I had a hard time relaxing for my massage though. There I was, laying on what I can safely describe as something akin to a hydraulic lift with a sheet covering me and my head lifted on a stack of folded towels. The lights were dimmed. Soft music was playing behind me, trying to lull me into a state of relaxation. Colleen started at my feet and worked her way up, massaging me with warm oil in a very rhythmic, precise fashion. And instead of allowing myself to drift off into a state of perpetual bliss my mind decided to go on full alert and take notes.
I should have had my toes done first.
It's a good thing I shaved this morning.
Make a note to apologize for my bony tibias.
Make a note to apologize for there being more of me to massage lately.
Jim should really have this done.
Ow!
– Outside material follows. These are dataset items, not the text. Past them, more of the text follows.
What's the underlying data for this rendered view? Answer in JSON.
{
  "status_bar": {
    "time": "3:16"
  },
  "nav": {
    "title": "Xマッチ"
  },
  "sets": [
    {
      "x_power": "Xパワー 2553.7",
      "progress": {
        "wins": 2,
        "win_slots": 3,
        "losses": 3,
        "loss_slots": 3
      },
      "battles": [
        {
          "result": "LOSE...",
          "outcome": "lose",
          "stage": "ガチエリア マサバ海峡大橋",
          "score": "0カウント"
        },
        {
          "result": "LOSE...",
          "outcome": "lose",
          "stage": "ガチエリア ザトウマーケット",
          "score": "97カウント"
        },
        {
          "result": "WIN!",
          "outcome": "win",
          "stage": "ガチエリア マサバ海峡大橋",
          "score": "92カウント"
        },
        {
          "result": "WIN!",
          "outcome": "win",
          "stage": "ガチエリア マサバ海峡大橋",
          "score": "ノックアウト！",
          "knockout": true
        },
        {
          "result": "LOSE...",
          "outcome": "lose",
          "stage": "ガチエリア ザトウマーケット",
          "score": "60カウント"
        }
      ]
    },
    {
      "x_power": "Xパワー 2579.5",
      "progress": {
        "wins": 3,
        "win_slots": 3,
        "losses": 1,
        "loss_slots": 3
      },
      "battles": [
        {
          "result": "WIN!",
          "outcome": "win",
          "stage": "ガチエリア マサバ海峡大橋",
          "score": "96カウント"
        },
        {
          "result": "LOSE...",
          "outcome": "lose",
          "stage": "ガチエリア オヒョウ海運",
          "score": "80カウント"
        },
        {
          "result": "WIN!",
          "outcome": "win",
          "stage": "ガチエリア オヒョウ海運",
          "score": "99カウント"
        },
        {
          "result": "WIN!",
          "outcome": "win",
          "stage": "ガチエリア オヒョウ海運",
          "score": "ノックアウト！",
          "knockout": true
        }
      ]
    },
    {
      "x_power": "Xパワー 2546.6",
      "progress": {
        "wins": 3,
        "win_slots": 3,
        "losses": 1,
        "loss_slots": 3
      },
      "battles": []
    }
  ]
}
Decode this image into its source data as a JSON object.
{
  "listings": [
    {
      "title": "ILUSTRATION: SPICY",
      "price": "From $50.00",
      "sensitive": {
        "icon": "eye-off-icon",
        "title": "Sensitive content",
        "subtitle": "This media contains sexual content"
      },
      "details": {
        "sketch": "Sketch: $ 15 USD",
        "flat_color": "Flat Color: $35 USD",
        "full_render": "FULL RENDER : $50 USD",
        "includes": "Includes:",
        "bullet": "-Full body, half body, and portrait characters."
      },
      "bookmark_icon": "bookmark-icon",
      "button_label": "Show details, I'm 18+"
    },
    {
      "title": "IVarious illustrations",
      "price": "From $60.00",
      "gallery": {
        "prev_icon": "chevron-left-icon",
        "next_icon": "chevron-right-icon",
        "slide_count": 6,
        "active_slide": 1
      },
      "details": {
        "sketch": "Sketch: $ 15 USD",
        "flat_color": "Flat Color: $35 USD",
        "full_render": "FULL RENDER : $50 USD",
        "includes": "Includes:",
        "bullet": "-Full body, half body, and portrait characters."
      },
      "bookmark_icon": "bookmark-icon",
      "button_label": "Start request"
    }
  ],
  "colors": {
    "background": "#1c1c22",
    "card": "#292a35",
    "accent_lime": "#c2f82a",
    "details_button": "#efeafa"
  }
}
Ah!
Wow, that hurts.
Wha?! Thank GOD I shaved this morning!
Hey! They really do that karate chop thing!
I didn't expect to get my ass massaged today.
Karate ass chopping, the next Extreme Sport.
Ooooh, work that knot out.
There's another one.
I wonder if she's going to tell me where I carry all of my tension.
"I hope you enjoyed your massage today, Elizabeth", Colleen said to me in her smooth, relaxed voice. It had been an hour already?
My mind was on overdrive but at least my body felt pretty damned good.